Since their early use, mushrooms have been studied enough to develop simple and reliable cultivation techniques. Many types of mushrooms can be propagated in the appropriate settings by growing mycelia, or live fungus tissue, in a nutritious substrate, using the fungus to inoculate less nutritious substrate, adding a thin layer of a moist, non-nutritious substance, and harvesting the mushrooms that sprout. The first step is to obtain spores or a culture of the species one wants to cultivate.

Mushrooms reproduce through spores or live fungus. Therefore, in order to grow mushrooms, one needs to either find or buy live mushrooms or spores. Many online stores exist that sell spore prints, spore syringes, and live tissue cultures. Spores can even be obtained from free spore rings that will mail out free spores if the recipient pays for the shipping costs.

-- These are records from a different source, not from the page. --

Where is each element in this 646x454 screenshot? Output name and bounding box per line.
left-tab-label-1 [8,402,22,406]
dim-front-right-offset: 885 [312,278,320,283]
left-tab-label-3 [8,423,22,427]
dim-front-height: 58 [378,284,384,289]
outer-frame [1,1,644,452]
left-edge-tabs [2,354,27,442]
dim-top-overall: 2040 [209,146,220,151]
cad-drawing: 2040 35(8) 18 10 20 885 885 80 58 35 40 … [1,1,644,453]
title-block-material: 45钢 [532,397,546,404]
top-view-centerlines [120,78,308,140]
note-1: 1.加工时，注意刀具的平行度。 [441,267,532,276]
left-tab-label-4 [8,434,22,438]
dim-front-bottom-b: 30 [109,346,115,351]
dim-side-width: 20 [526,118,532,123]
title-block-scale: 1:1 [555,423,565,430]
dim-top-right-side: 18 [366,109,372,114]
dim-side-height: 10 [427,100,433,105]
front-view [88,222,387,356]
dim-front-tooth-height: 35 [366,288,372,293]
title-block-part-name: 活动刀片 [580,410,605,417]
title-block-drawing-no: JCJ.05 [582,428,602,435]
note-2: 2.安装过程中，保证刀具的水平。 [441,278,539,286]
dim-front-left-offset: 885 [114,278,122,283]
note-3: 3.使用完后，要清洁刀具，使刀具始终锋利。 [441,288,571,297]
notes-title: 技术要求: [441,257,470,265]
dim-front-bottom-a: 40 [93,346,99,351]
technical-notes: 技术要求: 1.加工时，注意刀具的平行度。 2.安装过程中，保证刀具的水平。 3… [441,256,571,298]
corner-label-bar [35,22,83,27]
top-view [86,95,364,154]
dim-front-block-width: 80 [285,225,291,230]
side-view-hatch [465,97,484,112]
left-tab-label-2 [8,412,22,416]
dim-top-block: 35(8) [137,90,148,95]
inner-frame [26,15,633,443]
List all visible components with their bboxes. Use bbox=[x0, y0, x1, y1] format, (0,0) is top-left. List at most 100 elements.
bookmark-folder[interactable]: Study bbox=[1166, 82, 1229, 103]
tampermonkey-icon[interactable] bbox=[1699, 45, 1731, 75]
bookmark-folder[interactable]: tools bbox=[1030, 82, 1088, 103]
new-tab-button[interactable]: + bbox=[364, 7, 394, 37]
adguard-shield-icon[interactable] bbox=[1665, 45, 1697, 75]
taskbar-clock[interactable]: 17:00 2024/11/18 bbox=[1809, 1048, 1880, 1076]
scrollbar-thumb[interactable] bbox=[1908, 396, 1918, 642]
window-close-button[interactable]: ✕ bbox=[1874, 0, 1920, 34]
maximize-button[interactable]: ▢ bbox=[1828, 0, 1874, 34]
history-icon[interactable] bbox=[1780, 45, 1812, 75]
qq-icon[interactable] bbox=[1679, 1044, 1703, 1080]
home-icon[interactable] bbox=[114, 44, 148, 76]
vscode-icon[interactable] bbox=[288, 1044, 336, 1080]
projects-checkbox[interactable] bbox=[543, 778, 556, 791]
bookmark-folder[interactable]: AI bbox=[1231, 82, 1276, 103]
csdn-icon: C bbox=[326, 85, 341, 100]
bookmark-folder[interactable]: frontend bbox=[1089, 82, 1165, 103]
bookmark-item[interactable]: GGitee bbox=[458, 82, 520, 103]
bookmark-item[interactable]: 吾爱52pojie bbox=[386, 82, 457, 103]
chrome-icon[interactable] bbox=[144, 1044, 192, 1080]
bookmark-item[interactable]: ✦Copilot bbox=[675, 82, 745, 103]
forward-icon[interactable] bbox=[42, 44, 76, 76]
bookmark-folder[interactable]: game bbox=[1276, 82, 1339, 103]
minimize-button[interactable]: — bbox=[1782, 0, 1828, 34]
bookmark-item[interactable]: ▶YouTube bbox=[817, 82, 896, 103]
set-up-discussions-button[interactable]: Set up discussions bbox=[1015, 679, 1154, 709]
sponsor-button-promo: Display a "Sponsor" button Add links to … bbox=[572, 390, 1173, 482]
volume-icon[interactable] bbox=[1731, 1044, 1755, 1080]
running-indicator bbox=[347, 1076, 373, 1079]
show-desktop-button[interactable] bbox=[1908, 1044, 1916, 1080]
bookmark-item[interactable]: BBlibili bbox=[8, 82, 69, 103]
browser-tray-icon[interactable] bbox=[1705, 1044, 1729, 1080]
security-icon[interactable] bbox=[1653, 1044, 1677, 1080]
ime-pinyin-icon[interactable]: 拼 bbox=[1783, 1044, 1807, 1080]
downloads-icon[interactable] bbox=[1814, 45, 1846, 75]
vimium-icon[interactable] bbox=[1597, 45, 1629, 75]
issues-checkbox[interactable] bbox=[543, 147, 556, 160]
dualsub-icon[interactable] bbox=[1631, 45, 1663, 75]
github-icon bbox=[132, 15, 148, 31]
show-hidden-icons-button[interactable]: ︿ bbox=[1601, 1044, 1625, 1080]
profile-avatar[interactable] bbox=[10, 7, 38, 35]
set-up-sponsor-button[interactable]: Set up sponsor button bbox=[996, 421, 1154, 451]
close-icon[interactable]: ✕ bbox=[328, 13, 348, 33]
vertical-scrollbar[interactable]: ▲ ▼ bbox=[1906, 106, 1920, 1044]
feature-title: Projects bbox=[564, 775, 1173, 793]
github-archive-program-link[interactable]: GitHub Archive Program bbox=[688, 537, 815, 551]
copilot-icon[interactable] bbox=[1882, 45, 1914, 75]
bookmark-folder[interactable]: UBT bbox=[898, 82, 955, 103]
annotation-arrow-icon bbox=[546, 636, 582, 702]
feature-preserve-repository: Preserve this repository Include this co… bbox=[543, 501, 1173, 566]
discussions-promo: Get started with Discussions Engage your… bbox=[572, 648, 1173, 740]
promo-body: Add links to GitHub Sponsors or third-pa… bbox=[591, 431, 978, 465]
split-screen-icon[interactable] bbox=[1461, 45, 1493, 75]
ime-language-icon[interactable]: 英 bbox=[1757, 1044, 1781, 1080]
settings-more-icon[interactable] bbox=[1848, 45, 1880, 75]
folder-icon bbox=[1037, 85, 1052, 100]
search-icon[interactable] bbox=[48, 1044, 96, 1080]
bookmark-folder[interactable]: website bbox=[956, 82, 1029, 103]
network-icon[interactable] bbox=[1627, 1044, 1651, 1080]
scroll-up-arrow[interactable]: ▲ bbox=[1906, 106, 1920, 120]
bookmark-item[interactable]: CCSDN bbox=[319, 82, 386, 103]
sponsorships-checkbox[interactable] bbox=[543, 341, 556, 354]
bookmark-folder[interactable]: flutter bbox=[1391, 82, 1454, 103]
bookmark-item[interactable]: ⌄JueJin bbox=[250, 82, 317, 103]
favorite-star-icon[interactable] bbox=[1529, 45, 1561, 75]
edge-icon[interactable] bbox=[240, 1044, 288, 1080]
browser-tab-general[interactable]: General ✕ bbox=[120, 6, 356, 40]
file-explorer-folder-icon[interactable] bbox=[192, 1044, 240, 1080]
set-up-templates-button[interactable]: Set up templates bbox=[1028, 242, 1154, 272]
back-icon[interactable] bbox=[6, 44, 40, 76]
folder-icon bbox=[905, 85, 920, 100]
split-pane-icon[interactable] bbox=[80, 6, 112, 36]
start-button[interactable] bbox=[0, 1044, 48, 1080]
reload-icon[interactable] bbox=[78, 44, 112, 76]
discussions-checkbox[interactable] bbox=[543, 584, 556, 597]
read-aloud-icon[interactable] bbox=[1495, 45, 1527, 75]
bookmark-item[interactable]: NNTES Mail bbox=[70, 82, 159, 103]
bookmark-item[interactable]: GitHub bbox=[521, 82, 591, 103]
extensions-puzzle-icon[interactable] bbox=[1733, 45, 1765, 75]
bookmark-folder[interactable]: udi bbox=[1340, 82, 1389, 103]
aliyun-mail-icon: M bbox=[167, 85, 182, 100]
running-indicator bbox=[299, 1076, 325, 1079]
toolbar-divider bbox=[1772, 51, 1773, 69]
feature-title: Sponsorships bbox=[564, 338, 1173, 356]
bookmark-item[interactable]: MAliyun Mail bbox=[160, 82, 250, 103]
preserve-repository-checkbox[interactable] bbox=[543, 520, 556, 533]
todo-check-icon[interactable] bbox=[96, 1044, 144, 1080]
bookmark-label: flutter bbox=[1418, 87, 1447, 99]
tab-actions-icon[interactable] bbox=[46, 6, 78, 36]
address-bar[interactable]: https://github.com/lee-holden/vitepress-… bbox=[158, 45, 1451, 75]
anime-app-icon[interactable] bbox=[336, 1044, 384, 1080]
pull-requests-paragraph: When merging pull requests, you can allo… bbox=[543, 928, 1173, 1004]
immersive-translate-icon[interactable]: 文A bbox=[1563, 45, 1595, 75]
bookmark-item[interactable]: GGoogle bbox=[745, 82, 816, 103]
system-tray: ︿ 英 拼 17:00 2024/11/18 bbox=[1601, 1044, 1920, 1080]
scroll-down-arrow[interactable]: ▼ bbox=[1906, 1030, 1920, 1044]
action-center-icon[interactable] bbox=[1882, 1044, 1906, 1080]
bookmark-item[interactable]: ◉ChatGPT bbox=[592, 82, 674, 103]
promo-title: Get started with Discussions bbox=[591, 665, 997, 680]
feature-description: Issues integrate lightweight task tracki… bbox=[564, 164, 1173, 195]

Once the spores have been obtained, they can be used to grow fungus in a nutritious substrate. There are many different substrates to choose from. Most grains, like brown rice and millet, can be ground into flour and mixed with vermiculite and water and put in a jar, forming a substrate cake. Although grains can be used whole to make a better substrate, they are harder to sterilize than flour. If whole grains are used, they should be soaked for 12 hours and rinsed under a faucet prior to sterilization. Once the grains are soaked and rinsed or the flour is mixed with water and vermiculite, they are packed into jars with a small hole in each lid to allow steam to escape and gasses to exchange.

The methods used to sterilize the substrate depend on the type of substrate used. Flours can be sterilized by placing the jars in a pot of lightly boiling water for an hour and letting them cool slowly. This technique, called steam sterilization, can be adapted to sterilize whole grains, but it is significantly easier to pressure cook the jars for an hour at 15 psi.
Once the contaminants have been removed from the substrate through sterilization, it can be inoculated by mixing spores or tissue into the grains or flour. Spores and tissue can either be injected or manually scraped onto the substrate. Hopefully, only the desired fungus will grow on this nutritious substance. In order to speed up the colonization of the substrate, the jars should be incubated at temperatures in the high eighties.

The jars of substrate should be completely colonized within a few weeks. At this time, the substrate may be spread into cake pans or similarly sized trays. The deeper the layer of substrate, the more mushrooms will grow. If substrate cakes were used, they can be crumbled and spread like colonized grains.

A casing layer can be applied to these trays. The casing layer is a layer of a non-nutritious, moist, porous substance on top of the trays which gives the fungus more water to produce mushrooms with and protects the substrate from contaminants. Many mushroom growers use peat moss, limestone, and water. Whatever formula is used, the casing layer must be sterilized. It can steam sterilized or microwaved for approximately ten minutes. The casing layer should be one to three inches thick and should be applied evenly but roughly.
The cased trays can finally be fruited in an airtight container. The chamber must be humidified by adding a one to three inch layer of moist perlite to the bottom, with an aquarium bubbler and a cup of water, or many other suitable methods. Some types of mushrooms need light to initiate mushroom production, but any type of light can be used.

Within weeks, mushrooms will have formed. To harvest these fruit bodies, grasp them at the base and carefully twist while pulling. This will leave a small divot. To prevent contamination, these holes should be patched with sterilized casing material; this way, more flushes of mushrooms will be able to form.

It can be very satisfying enjoying the fruits of mushroom cultivation. These benefits can be had by using spores to inoculate substrate, using this substrate to inoculate a fruiting substrate, adding a casing layer, and fruiting in a humid environment. Mushroom cultivation can be a practical and enjoyable hobby; after all, who wouldn’t want to be able to eat nature’s perfect food all the time?